NW Rockhounds, which also has a work space and hosts classes, looks part hunting lodge and part gift shop, with taxidermied fish and antlers hanging from timber walls and cases bursting with fossils, gems, and rocks. When I stopped by, Kittleson was talking shop with a couple of regulars who ribbed each other amiably. One handed me coprolite, the fossilized poop of some prehistoric mammal. Maybe a big cat.

Although he admits there can be tension between rock hunters and crystal healers, Kittleson, who worked at the Woodland Park Zoo for 20 years, is diplomatic about the divide. He doesn't personally believe in healing crystals, but he doesn't begrudge those who do. NW Rockhounds attracts all types. "We have one main rule," he said, pointing to a wooden sign etched with two words hanging behind the counter: "Be nice."

Others were... less polite. One area rock hound said he finds healing crystals "offensive and superstitious." Another said he doesn't know a single rock hound who believes in crystals, but he knows plenty willing to sell to those who do. One woman warned me that some gem shops will make up the names and attributes of healing crystals and jack their prices up.

"There are so many semiprecious stones in the earth right now," said one lifelong rock hound in Oregon. "If they are all vibrating away at special frequencies, why is our country so fucked?"


Since starting this journey into the world of healing crystals, I met believers who fit the stereotypes and more who did not. I talked to a twentysomething journalism student who sells crystals on Etsy with her best friend and an ER nurse who carries quartz points with her at work. I met rock hounds who think spirituality is a personality flaw and others who worship at church. What these people all had in common was a simple love of rocks. "People connect with rocks," one rock hound told me. "It's the damnedest thing."
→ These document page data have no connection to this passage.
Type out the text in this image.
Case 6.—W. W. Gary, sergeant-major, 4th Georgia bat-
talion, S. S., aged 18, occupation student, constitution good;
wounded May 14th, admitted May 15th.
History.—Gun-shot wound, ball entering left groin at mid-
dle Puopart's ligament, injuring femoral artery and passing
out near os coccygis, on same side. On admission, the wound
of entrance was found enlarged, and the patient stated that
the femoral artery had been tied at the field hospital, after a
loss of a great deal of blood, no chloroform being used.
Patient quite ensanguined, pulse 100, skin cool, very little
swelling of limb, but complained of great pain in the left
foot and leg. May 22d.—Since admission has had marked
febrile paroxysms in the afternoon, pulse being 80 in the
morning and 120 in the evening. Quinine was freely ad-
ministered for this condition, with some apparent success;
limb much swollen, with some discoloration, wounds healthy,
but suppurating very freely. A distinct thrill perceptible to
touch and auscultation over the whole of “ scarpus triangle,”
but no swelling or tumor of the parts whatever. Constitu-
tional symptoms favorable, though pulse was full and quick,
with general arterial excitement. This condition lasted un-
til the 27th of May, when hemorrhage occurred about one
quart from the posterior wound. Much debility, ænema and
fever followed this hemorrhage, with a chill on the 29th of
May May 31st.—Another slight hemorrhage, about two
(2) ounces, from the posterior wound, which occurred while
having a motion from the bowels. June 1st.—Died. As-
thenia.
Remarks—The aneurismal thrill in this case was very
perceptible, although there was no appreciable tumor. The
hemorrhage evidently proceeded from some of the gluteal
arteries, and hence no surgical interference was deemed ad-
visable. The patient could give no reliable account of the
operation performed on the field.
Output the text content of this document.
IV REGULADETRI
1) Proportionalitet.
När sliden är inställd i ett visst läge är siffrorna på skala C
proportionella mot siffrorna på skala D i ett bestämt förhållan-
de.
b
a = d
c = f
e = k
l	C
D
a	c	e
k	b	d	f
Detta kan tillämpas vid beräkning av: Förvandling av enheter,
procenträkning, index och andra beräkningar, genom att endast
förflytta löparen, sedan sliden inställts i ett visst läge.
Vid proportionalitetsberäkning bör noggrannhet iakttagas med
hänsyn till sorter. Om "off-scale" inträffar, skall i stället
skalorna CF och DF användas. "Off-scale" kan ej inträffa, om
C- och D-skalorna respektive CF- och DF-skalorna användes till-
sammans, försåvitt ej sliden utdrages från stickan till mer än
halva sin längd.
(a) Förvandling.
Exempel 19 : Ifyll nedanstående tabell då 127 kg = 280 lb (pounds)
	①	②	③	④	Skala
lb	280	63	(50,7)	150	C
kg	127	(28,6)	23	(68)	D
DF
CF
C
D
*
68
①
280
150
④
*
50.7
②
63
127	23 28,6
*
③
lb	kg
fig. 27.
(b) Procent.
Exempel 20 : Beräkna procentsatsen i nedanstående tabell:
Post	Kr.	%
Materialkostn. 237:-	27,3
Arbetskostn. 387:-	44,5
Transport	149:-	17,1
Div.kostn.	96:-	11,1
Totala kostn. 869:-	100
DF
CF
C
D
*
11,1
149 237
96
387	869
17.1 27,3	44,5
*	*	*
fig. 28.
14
It's also infectious. Soon, I bought my first rockhounding guide and stopped rolling my eyes at the witches of Instagram posting photos of their aura quartz. Instead, I looked closer, noticing how light filters through ancient rock, illuminating layers of silica that existed when woolly mammoths roamed the earth.

Finally, after much procrastination, I lit some candles, cleansed my small crystal collection with the palo santo AJ Crecelius gave me, closed my eyes, set my intention, and meditated over my rocks. Or at least I tried to, but that song "Age of Aquarius" kept running through my head. "Mystic crystal revelation," I hummed, "and the mind's true liberation."

Despite my doubts, I half expected to feel something as I sat there with my candles and my stones. In the end, though, not much happened. There was no warmth or tingling emanating from the palm of my hand. There was, however, one small miracle: I didn't feel annoyed about what I was doing. Maybe these people are wearing off on me, I thought, or maybe there's something to magic crystals after all. I gave it a moment's consideration before "Age of Aquarius" came running back through my head.

Nah, I thought, blowing out the candles and getting up. It's just the placebo effect.